La petite fille leva ses yeux bleus et rencontra ceux inquiets de la Médicomage. Ann s'approcha d'Artémia et posa sa main sur l'épaule de l'enfant.
- Tu as du faire un cauchemar ma petite. C'est normal dans ces circonstances, tu veux m'en parler ?
Mia fronça les sourcils et s'écarta de la Médicomage. Elle n'avait peut-être que onze ans, bientôt douze répétait-elle, mais l'expression qu'elle arborait la vieillissait considérablement.
- Mais non Ann ! Je l'ai vu ! Il s'est pendu à la maison !
Ann agrandit les yeux de surprise, face à la révélation abrupte de l'enfant.
- Que racontes-tu ? Il était là il y a trois heures.
La petite fille inspira une grande bouffée d'oxygène avant de s'exprimer. Elle n'aimait pas la faiblesse de sa voix, elle n'aimait pas la détresse qui émanait d'elle à cet instant.

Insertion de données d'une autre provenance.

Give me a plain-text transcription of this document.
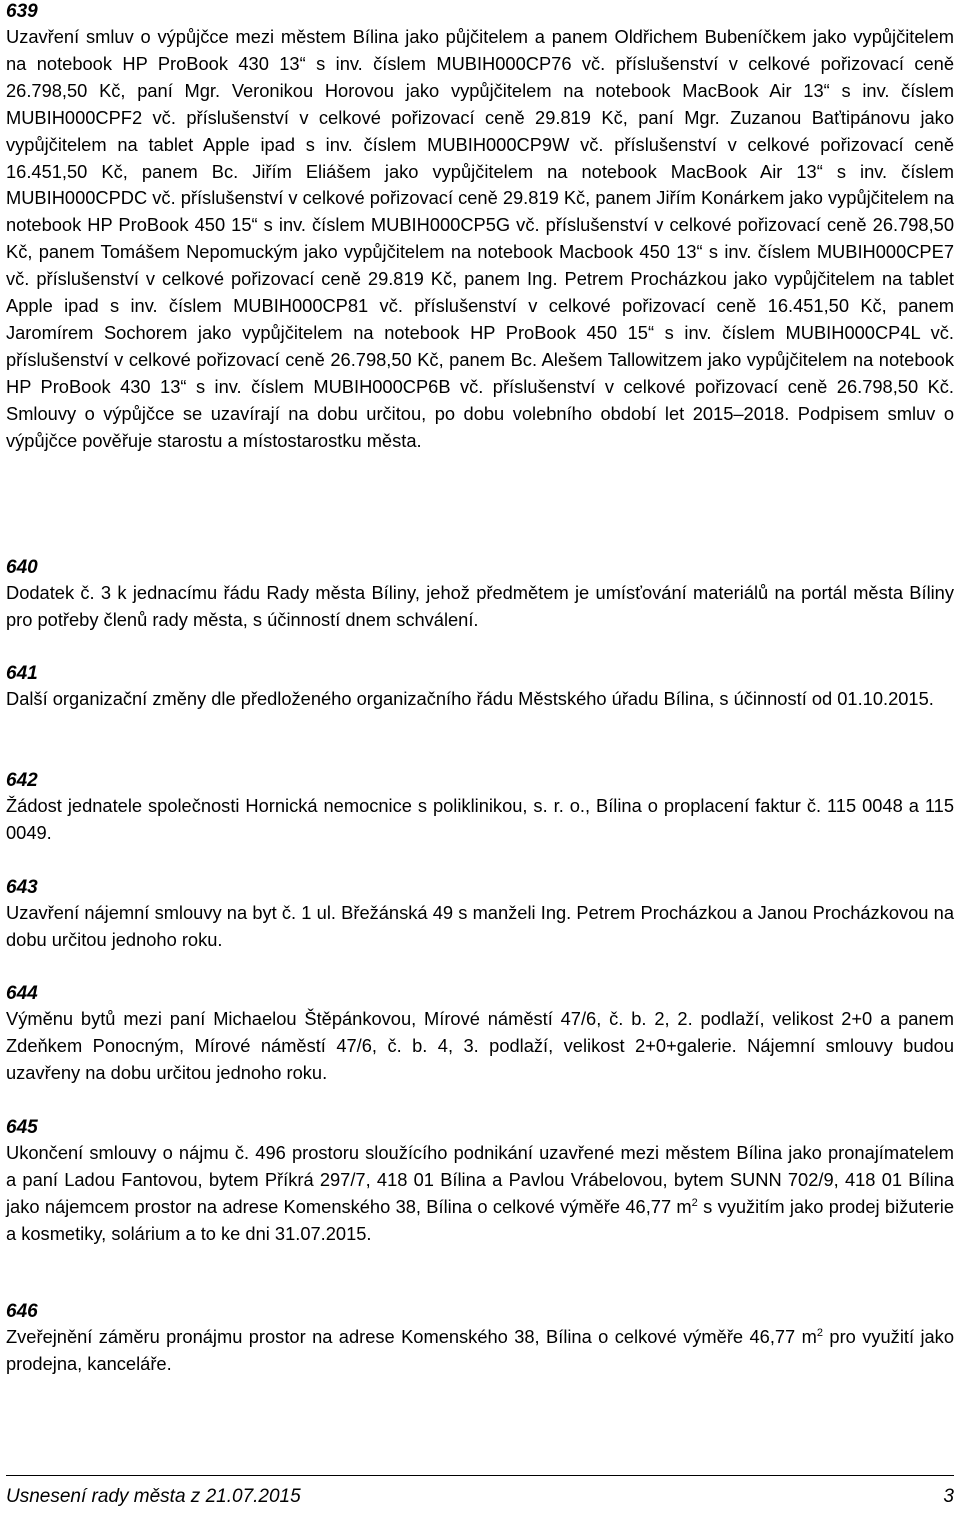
639

Uzavření smluv o výpůjčce mezi městem Bílina jako půjčitelem a panem Oldřichem Bubeníčkem jako vypůjčitelem na notebook HP ProBook 430 13“ s inv. číslem MUBIH000CP76 vč. příslušenství v celkové pořizovací ceně 26.798,50 Kč, paní Mgr. Veronikou Horovou jako vypůjčitelem na notebook MacBook Air 13“ s inv. číslem MUBIH000CPF2 vč. příslušenství v celkové pořizovací ceně 29.819 Kč, paní Mgr. Zuzanou Baťtipánovu jako vypůjčitelem na tablet Apple ipad s inv. číslem MUBIH000CP9W vč. příslušenství v celkové pořizovací ceně 16.451,50 Kč, panem Bc. Jiřím Eliášem jako vypůjčitelem na notebook MacBook Air 13“ s inv. číslem MUBIH000CPDC vč. příslušenství v celkové pořizovací ceně 29.819 Kč, panem Jiřím Konárkem jako vypůjčitelem na notebook HP ProBook 450 15“ s inv. číslem MUBIH000CP5G vč. příslušenství v celkové pořizovací ceně 26.798,50 Kč, panem Tomášem Nepomuckým jako vypůjčitelem na notebook Macbook 450 13“ s inv. číslem MUBIH000CPE7 vč. příslušenství v celkové pořizovací ceně 29.819 Kč, panem Ing. Petrem Procházkou jako vypůjčitelem na tablet Apple ipad s inv. číslem MUBIH000CP81 vč. příslušenství v celkové pořizovací ceně 16.451,50 Kč, panem Jaromírem Sochorem jako vypůjčitelem na notebook HP ProBook 450 15“ s inv. číslem MUBIH000CP4L vč. příslušenství v celkové pořizovací ceně 26.798,50 Kč, panem Bc. Alešem Tallowitzem jako vypůjčitelem na notebook HP ProBook 430 13“ s inv. číslem MUBIH000CP6B vč. příslušenství v celkové pořizovací ceně 26.798,50 Kč. Smlouvy o výpůjčce se uzavírají na dobu určitou, po dobu volebního období let 2015–2018. Podpisem smluv o výpůjčce pověřuje starostu a místostarostku města.

640

Dodatek č. 3 k jednacímu řádu Rady města Bíliny, jehož předmětem je umísťování materiálů na portál města Bíliny pro potřeby členů rady města, s účinností dnem schválení.

641

Další organizační změny dle předloženého organizačního řádu Městského úřadu Bílina, s účinností od 01.10.2015.

642

Žádost jednatele společnosti Hornická nemocnice s poliklinikou, s. r. o., Bílina o proplacení faktur č. 115 0048 a 115 0049.

643

Uzavření nájemní smlouvy na byt č. 1 ul. Břežánská 49 s manželi Ing. Petrem Procházkou a Janou Procházkovou na dobu určitou jednoho roku.

644

Výměnu bytů mezi paní Michaelou Štěpánkovou, Mírové náměstí 47/6, č. b. 2, 2. podlaží, velikost 2+0 a panem Zdeňkem Ponocným, Mírové náměstí 47/6, č. b. 4, 3. podlaží, velikost 2+0+galerie. Nájemní smlouvy budou uzavřeny na dobu určitou jednoho roku.

645

Ukončení smlouvy o nájmu č. 496 prostoru sloužícího podnikání uzavřené mezi městem Bílina jako pronajímatelem a paní Ladou Fantovou, bytem Příkrá 297/7, 418 01 Bílina a Pavlou Vrábelovou, bytem SUNN 702/9, 418 01 Bílina jako nájemcem prostor na adrese Komenského 38, Bílina o celkové výměře 46,77 $m^2$ s využitím jako prodej bižuterie a kosmetiky, solárium a to ke dni 31.07.2015.

646

Zveřejnění záměru pronájmu prostor na adrese Komenského 38, Bílina o celkové výměře 46,77 $m^2$ pro využití jako prodejna, kanceláře.

Usnesení rady města z 21.07.2015	3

- Il est dans le salon, au-dessus du tapis beige. Il pendouille dans les airs, sa tête est plutôt bleue et…
- Arrête Mia!
Ann fronça les sourcils à son tour et s'éloigna de la fillette. Artémia regarda l'amie de sa mère, décontenancée. Elle savait que les adultes n'aimaient pas ce qu'elle disait, ce qu'elle faisait remarquer parfois. Sa mère lui avait souvent dit de se taire plutôt que de déblatérer des mots que les gens ne voulaient entendre, des mots qui pouvaient les blesser ou les rendre malheureux. Mais à ce moment, elle ne comprenait pas la réaction d'Ann. Elle avait seulement dit la vérité, comme on le lui avait toujours exigé.
- Tu en es sûre ?
La Médicomage considéra l'enfant devant elle. Elle portait son pyjama bleu et des chaussons en forme de lapin. Elle paraissait fatiguée et son visage bouffi indiquait qu'elle avait pleuré une partie de la nuit.
- Évidemment.
Un nœud se créa dans le ventre de la Médicomage. Elle avait déjà perdue son amie dans l'après-midi, elle espérait ne pas en avoir perdu un de plus.
- Tu es venue par cheminée directement ?
Mia hocha la tête et baissa les yeux.
- Je ne... je ne savais pas quoi faire d'autre, où aller…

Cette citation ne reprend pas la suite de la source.